Default profile photo

12 Décembre 2019 | 14, Kislev 5780 | Mise à jour le 11/12/2019 à 17h51

Rubrique Judaïsme

Parachath Vayéra : Plus haut que le Bien

La destruction de Sodome et Gomorrhe, vue par John Martin (WIKIPEDIA)

La parachath Vayéra est une étape déterminante de l’identité juive parce qu’elle nous présente un homme que vient d’achever son adhésion au judaïsme. Avraham vient, en effet, de se circoncire. De ce fait, cette paracha peut se lire comme une introduction au judaïsme et à son fondement. Quel est ce fondement ? Pour nos commentateurs, c’est le dépassement de soi. Quatre points de la paracha mettront cette donnée en valeur.

L’adhésion à la vérité ne peut s’accommoder de la demi-mesure. Quand un homme s’engage dans une action, la plénitude de son engagement est l’indice qu’il est un homme vrai. S’il montre quelques hésitations ou si son itinéraire s’arrête à mi-chemin, c’est la preuve que sa conviction n’est pas entière.

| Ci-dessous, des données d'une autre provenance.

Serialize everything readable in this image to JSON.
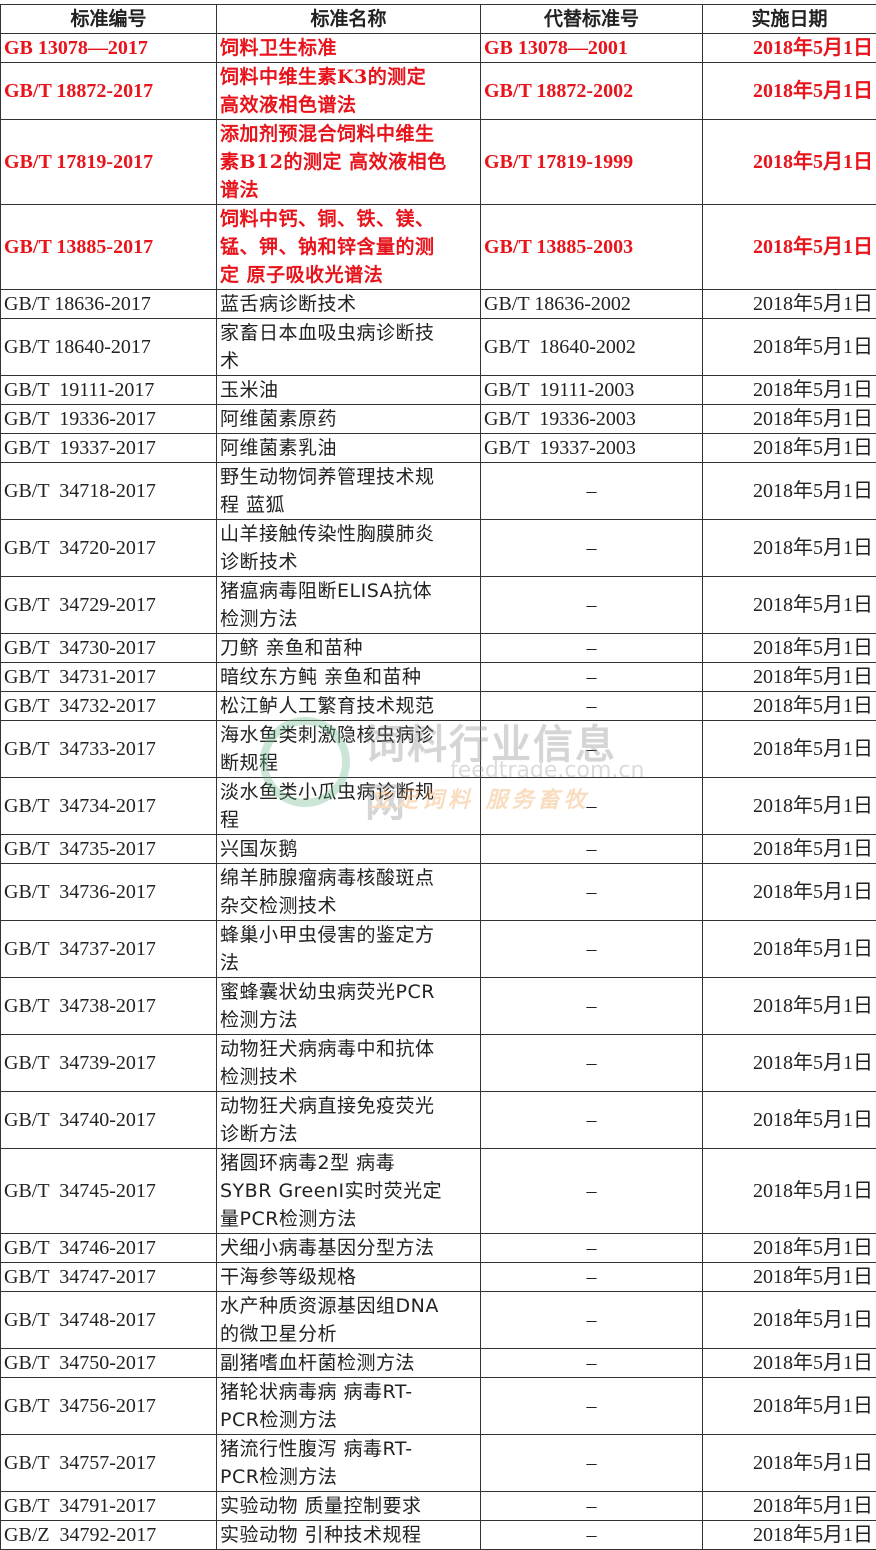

Avraham est le premier Juif et le premier homme qui sortit du cadre de sa nature pour avancer constamment vers D.ieu. On le voit déjà au tout début de la paracha lorsqu’il accueille ses invités : il court à leur rencontre, il prépare le meilleur veau, il demande à Sarah de prendre la meilleure farine. Tout s’accomplit sur un mode au-dessus de la normalité. Bien plus. Il leur propose de la viande et du lait. Or, on sait qu’Avraham pratiqua toute la Thora avant qu’elle ne fut donnée. De ce fait, comment put-il proposer un tel mélange ? Mais là aussi, il va accomplir la mitzva de la plus belle façon : pour satisfaire ses invités, c’est un choix qu’il propose : le lait ou la viande.


Etre un modèle

Dans ces deux exemples, le patriarche nous montre de quelle façon un Juif doit s’engager dans l’accomplissement d’une mitzva. Le troisième exemple de dépassement de soi révèle un enseignement d’une portée générale qui confine au fondement même du judaïsme. Le texte nous rapporte que D.ieu s’apprêtant à détruire les villes perverties de Sodome et Amora (Gomorrhe) ne voulut pas mener à bien ce projet sans, au préalable, en informer Avraham. Malgré le degré extrême d’immoralité atteint par ces villes, D.ieu souhaitait que le patriarche intervienne pour sauver leurs habitants et un verset nous en donnera la raison : « Car Je l’ai distingué afin qu’il ordonne à ses enfants…de garder la voie de D.ieu en faisant le Bien et la justice… ». Ce verset est pour nous déterminant car c’est la première et unique fois où la Thora nous donne une définition du Juif. Avraham fut choisi par D.ieu, non pour une qualité qui lui était propre, mais parce qu’il allait transmettre le judaïsme (il ordonne à ses enfants) ! L’éducation participe aussi du dépassement de soi : la première étape de l’éducation passe par le concept de modèle. Dans les premières années de sa vie, l’enfant se cherche constamment des modèles. Les parents feront tout alors, pour montrer une image idéale à l’enfant, une attitude qui suppose là aussi un effort considérable pour corriger ses défauts et améliorer ses traits de caractère.


A l’opposé de sa nature

La fin de la paracha s’inscrit dans le sillage des trois précédents exemples puisqu’il s’agit du sacrifice de Its’hak, un acte au cours duquel Avraham transforma littéralement sa nature. Bien qu’étant un homme de bonté, il fut prêt à accomplir un acte rigoureux, sacrifier son fils, un acte qui allait à l’encontre de sa nature. Aujourd’hui, bien évidemment, on ne nous demande pas un tel engagement mais même au plus bas de l’échelle des valeurs, on doit s’efforcer de vivre notre judaïsme dans une dynamique d’effort où la volonté d’aller toujours plus haut sera le moteur de notre vie.